The commission must design a new Mississippi flag that cannot include the Confederate emblem and must have the phrase, In God We Trust.
Commissioners were supposed to be appointed by July 15, but Reeves said he missed the deadline because he has been busy with response to the coronavirus pandemic. In addition to Ben, the appointees Reeves announced Friday are Betsey Hamilton of New Albany and Frank Bordeaux of Gulfport.
Hamilton is a retired public school teacher, real estate broker and appraiser. She is on the Union County Heritage Museum board of directors and was a founding board member for the Union County Historical Society.
Bordeaux is an insurance company vice president. On the day Reeves signed the bill to retire the flag, Bordeaux posted a photo of the signing ceremony and wrote: Proud of Governor Reeves! In response, some people commented that changing the flag was for traitors or dictatorships.
Mississippi’s population is about 59% white and 38% African American.
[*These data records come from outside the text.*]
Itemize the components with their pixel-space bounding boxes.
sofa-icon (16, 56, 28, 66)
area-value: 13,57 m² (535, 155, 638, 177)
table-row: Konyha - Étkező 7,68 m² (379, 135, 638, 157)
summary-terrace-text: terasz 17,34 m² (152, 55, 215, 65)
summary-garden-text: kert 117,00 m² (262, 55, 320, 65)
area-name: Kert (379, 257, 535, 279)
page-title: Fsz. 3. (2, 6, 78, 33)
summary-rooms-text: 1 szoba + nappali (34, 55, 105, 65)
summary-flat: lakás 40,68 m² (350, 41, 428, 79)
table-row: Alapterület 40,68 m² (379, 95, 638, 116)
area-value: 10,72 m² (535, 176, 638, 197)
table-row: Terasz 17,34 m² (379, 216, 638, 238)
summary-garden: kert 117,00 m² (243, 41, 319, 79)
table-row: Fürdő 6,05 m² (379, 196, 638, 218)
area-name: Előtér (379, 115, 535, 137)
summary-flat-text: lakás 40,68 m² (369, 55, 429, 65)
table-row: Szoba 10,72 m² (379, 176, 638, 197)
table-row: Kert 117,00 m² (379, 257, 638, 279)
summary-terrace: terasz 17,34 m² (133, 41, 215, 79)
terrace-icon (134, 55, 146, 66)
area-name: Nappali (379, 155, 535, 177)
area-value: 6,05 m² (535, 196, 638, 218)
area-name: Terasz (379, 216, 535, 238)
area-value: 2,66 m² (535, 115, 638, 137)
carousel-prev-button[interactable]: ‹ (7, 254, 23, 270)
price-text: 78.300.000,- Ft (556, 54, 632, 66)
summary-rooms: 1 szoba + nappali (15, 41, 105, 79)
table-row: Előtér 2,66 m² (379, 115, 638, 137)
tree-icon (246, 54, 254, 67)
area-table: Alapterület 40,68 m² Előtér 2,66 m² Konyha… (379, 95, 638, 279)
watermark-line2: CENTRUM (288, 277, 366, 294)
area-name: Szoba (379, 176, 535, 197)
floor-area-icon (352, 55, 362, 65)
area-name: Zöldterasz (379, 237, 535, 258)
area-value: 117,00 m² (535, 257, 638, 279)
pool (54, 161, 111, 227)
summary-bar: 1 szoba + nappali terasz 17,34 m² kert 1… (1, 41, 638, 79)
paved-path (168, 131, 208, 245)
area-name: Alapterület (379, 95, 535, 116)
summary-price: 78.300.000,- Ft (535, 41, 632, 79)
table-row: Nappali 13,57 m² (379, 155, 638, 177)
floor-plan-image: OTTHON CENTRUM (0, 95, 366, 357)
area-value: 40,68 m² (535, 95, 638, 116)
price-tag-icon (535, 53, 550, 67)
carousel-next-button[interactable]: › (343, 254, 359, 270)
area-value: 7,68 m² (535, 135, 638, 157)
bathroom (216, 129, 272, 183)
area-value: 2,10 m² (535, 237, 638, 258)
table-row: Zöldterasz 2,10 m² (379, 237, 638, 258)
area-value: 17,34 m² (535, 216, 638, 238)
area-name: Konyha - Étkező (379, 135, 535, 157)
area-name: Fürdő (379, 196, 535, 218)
The commission has six members who are white, two who are Black and one who is Native American.
Six commissioners appointed by the House speaker and the lieutenant governor held their first meeting Wednesday. They are collecting flag proposals from the general public until early August and will set a design by early September.
The lone design will go on the Nov. 3 ballot. If a majority of voters say yes, that design will become the new flag. If voters reject it, the commission will draw a new design and that will go on the ballot later.
Legislators filed bills for years to change the flag, but those died because leaders said they couldnt get consensus for change. Momentum changed dramatically in June. Young activists and older leaders from business, religion, education and sports urged legislators to ditch a symbol that many said portrayed Mississippi as backward.